Pedro Rudge, da Leblon Equities, lembrou que a disseminação das plataformas foi importante também para o mercado poder oferecer a todos os investidores opções de ativos que antes estavam restritos a investidores qualificados, com condições de fazer aportes iniciais altos. “A inovação de produtos com a distribuição massificada permitiu, nos últimos anos, a criação de uma grande quantidade de casas de gestão”, comentou.

Agenda regulatória 2022

São variados os assuntos da ampla agenda regulatória da Comissão de Valores Mobiliários (CVM) para o próximo ano. Devem sair em 2022 as novas regras para itens que estão em audiências públicas hoje em andamento, como:

  • a reforma da Instrução CVM 461, que trata dos mercados regulamentados de valores mobiliários, como as bolsas de valores e mercados de balcão;
  • o crowdfunding, especificamente quanto ao aumento dos limites monetários para dispensa de registro em ofertas públicas;
  • os fundos de investimento (Instrução CVM 555), conforme determinações da nova Lei de Liberdade Econômica;
  • o disclosure de arbitragens societárias, que trata do que as companhias devem informar nas situações em que são parte de disputas em sistema de arbitragem, no qual existe o princípio da confidencialidade;
  • as ofertas públicas feitas sob as regras das instruções 400 e 476;
  • os ônus e gravames para cotas de fundos de investimento;
  • o fim da exclusividade obrigatória para agentes autônomos e regras para reforço de transparência da remuneração e de novos tipos societários permitidos para esse agente regulado;
  • a dispensa de registro para investidores brasileiros não residentes.

A CVM prevê que comecem no próximo ano debates sobre insider trading, outras demandas da Lei da Liberdade Econômica quanto a governança (CEO/chairman, voto plural, transações com partes relacionadas) e prazo para retorno de pedido de vista de processo feito por integrante do colegiado da CVM.

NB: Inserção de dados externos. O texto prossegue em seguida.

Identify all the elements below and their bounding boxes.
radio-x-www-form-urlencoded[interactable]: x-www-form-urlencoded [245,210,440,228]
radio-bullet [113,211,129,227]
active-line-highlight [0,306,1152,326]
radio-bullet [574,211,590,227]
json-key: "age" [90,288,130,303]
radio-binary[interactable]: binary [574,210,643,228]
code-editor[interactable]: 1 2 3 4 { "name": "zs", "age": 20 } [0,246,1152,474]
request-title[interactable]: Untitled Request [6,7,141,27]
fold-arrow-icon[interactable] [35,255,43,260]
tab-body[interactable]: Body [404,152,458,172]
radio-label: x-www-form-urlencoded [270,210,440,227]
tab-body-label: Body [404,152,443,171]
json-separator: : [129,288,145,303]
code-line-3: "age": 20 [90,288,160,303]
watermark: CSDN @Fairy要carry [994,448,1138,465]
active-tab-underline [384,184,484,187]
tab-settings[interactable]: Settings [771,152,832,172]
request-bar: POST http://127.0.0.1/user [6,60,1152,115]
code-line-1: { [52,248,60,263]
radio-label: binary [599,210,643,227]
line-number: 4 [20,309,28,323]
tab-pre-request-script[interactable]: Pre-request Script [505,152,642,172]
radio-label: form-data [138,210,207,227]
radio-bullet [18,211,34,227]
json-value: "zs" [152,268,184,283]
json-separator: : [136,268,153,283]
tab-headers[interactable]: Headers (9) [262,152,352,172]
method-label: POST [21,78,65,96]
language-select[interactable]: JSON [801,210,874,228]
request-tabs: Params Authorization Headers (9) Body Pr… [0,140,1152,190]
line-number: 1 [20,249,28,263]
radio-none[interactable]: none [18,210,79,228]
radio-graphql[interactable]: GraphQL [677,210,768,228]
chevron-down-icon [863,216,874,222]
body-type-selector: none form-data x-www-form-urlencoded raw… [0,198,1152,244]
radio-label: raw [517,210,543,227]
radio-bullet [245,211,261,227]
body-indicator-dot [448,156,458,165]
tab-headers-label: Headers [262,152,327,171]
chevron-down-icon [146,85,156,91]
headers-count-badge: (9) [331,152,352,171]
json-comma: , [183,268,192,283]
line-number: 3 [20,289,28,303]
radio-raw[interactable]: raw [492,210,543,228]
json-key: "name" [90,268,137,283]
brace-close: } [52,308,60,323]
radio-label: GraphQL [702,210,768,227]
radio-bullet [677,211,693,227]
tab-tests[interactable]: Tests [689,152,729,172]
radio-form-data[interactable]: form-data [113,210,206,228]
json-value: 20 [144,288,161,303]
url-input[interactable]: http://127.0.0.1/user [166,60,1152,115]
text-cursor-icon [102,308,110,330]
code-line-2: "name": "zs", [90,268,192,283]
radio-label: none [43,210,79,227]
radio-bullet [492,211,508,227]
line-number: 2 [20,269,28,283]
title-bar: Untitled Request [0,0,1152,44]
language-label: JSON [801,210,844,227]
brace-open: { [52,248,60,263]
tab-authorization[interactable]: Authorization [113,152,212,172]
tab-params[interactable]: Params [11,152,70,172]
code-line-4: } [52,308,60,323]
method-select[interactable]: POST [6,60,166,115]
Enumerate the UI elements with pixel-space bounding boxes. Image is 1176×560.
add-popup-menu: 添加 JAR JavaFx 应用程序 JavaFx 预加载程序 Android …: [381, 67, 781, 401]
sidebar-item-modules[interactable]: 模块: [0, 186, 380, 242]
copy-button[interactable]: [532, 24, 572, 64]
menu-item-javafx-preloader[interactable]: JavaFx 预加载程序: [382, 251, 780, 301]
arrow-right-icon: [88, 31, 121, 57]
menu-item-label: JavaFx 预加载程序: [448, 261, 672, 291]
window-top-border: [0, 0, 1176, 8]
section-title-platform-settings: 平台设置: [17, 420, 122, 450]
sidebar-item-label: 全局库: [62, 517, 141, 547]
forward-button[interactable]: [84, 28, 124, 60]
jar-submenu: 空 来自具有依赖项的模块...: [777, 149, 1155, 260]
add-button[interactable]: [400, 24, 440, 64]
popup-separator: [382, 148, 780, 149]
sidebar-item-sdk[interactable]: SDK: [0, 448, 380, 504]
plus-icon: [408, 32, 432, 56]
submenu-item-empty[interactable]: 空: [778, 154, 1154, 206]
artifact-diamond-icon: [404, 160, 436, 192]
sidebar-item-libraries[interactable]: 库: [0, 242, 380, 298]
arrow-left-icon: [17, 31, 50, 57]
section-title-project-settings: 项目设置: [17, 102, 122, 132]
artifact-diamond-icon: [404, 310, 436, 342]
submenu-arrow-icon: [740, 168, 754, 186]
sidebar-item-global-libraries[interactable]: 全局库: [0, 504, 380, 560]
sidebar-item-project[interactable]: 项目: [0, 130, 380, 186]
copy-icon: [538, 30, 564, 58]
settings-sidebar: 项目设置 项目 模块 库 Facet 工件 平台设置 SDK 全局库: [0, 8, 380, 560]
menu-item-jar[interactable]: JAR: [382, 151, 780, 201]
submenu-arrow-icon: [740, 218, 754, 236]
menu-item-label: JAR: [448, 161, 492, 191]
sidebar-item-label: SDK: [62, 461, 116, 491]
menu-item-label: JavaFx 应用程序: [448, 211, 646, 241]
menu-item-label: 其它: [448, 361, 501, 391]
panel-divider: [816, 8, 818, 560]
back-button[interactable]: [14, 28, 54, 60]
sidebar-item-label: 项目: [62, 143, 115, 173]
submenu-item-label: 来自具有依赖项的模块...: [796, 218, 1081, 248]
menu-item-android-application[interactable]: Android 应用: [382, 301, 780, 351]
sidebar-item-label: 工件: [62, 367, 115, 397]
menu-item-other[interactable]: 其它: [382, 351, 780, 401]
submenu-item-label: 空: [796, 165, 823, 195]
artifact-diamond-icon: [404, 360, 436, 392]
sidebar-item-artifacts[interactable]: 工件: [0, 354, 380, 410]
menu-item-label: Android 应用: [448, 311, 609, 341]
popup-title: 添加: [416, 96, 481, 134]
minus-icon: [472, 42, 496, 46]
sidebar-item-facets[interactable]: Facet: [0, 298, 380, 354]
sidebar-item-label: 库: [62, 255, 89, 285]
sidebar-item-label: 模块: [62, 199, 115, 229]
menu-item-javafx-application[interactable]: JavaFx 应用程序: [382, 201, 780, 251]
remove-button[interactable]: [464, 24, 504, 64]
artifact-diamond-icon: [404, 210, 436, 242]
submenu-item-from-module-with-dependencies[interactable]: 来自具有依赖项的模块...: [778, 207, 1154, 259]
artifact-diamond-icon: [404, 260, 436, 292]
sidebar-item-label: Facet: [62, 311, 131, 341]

Como mote para AIR (Análise de Impacto Regulatório), entre outros assuntos, o papel dos influencers financeiros. “Esse tema, novo na agenda da regulação do mercado, tem crescente relevância para decisões de investimento, por isso entra na pauta. Queremos observar, por exemplo, como outras jurisdições lidam com a questão”, afirmou Antonio Berwanger, da CVM.

Flavia Mouta, da B3, disse que a expectativa é alta em relação à regulação dos fundos (revisão da Instrução CVM 555), entre outros pontos por causa da possibilidade de os novos Fiagro (fundos do agronegócio) poderem passar a ser montados com base na estrutura de FIDCs para, com isso, chegarem com maior intensidade ao investidor de varejo (não apenas via Fiagros com a estrutura de fundos imobiliários, como hoje acontece).